The retriever (query + first-phase ranking) can be anything, including nearest neighbor search a.k.a. dense retrieval using bi-encoders.

Performance

There are three major scaling dimensions:

  • The number of hits that are re-ranked rerank-count Complexity is linear with the number of hits that are re-ranked.
  • The size of the transformer model used.
  • The sequence input length. Transformer models scales quadratic with the input sequence length.

For models larger than 30-40M parameters, we recommend using GPU to accelerate inference. Quantization of model weights can drastically improve serving efficiency on CPU. See Optimum Quantization

Examples

The Transformers sample application demonstrates using cross-encoders.

Using cross-encoders with multi-vector indexing

When using multi-vector indexing we can do the following to feed the best (closest) paragraph using the closest() feature into re-ranking with the cross-encoder model.

schema my_document {
    document my_document {  
        field paragraphs type array<string>string {..}
    }
    field tokens type tensor<float>(p{}, d0[512]) {
        indexing: input paragraphs | embed tokenizer | attribute
    }
    field embedding type tensor<float>(p{}, x[768]) {
        indexing: input paragraphs | embed embedder | attribute
    }
}

Notice that both tokens use the same mapped embedding dimension name p.
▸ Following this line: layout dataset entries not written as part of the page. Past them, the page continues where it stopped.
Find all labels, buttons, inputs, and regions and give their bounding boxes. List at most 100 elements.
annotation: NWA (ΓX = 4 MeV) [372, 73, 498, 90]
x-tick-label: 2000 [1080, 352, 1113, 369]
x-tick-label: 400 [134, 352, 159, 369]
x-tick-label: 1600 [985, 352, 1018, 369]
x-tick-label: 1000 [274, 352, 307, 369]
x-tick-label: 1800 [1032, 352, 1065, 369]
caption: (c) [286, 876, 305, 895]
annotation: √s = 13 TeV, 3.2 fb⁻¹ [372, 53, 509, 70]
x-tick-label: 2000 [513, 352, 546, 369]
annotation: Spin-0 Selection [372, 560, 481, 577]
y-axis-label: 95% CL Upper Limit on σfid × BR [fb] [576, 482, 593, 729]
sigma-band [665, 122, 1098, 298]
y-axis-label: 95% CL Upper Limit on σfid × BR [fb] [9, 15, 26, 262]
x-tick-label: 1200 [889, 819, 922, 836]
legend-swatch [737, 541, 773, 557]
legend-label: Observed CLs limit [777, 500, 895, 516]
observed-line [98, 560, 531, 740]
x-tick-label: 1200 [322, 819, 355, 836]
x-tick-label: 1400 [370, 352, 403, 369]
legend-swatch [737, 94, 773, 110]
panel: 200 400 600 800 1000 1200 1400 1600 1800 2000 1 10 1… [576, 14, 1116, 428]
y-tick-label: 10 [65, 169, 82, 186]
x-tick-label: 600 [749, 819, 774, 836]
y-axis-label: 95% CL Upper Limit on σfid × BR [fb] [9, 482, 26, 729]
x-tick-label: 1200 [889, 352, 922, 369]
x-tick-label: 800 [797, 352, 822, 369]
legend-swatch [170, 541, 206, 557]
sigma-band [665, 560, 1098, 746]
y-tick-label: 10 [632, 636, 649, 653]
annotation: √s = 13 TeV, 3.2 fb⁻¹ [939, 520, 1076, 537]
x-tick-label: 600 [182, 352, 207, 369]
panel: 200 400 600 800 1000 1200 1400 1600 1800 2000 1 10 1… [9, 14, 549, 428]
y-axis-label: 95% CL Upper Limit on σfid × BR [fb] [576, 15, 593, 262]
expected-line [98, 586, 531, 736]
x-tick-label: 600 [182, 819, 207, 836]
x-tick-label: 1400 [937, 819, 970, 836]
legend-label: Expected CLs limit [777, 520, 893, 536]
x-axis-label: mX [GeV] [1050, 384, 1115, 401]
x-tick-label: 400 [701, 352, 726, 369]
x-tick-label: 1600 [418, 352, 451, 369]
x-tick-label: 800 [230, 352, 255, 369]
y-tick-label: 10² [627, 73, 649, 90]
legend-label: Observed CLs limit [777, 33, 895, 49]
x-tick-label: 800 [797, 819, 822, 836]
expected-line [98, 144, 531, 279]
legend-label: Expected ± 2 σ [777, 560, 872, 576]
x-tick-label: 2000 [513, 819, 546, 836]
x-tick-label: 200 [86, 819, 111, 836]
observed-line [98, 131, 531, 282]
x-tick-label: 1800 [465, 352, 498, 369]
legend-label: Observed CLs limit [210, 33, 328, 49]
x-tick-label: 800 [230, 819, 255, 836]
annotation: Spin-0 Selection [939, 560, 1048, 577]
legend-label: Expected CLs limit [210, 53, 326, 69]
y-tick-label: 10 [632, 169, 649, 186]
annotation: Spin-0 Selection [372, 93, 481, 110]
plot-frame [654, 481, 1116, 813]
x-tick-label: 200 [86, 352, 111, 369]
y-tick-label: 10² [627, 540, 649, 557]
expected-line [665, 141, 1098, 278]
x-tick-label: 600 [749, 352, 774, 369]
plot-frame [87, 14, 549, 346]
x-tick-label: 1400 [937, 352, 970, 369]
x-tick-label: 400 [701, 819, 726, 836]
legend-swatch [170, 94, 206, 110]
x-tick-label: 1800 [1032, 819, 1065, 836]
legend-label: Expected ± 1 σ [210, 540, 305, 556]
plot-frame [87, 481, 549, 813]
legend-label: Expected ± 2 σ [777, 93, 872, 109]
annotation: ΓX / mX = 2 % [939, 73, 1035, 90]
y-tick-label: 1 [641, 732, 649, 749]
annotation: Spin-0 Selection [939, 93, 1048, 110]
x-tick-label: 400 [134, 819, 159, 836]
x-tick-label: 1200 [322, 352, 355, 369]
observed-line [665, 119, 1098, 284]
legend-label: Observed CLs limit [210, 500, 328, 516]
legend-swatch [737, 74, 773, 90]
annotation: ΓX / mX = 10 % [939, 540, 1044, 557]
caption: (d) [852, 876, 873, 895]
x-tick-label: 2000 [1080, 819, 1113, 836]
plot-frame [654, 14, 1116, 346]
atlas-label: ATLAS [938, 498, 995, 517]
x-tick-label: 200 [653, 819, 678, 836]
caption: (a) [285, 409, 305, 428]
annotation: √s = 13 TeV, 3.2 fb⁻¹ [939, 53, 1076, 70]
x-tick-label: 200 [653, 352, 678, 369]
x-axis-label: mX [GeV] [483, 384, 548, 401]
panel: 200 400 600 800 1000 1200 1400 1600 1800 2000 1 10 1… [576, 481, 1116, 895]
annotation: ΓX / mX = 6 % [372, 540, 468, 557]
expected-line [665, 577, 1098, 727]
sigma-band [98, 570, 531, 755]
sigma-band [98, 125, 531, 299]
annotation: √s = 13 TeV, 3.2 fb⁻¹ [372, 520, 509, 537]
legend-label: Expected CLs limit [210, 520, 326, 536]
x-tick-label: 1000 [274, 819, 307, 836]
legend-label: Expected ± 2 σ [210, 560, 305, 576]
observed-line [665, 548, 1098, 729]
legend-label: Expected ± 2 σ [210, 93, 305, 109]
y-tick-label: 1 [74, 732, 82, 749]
rank-profile max-paragraph-into-cross-encoder inherits default {
    inputs {
        query(tokens) tensor<float>(d0[32])
        query(q) tensor<float>(x[768])
    }
    first-phase {
        expression: closeness(field, embedding)
    }
    function best_input() {
        expression: reduce(closest(embedding)*attribute(tokens), max, p)
    }
    function my_input_ids() {
        expression: tokenInputIds(256, query(tokens), best_input)
    }
    function my_token_type_ids() {
        expression: tokenTypeIds(256, query(tokens), best_input)
    }

    function my_attention_mask() {
        expression: tokenAttentionMask(256, query(tokens), best_input)
    }
    match-features: best_input my_input_ids my_token_type_ids my_attention_mask
    global-phase {
        rerank-count: 25
        expression: onnx(cross_encoder){d0:0,d1:0} #Slice 
    }
}

The best_input uses a tensor join between the closest(embedding) tensor and the tokens tensor, which then returns the tokens of the best-matching (closest) paragraph.

This tensor is used in the other Transformer-related functions (tokenTypeIds tokenAttentionMask tokenInputIds) as the document tokens.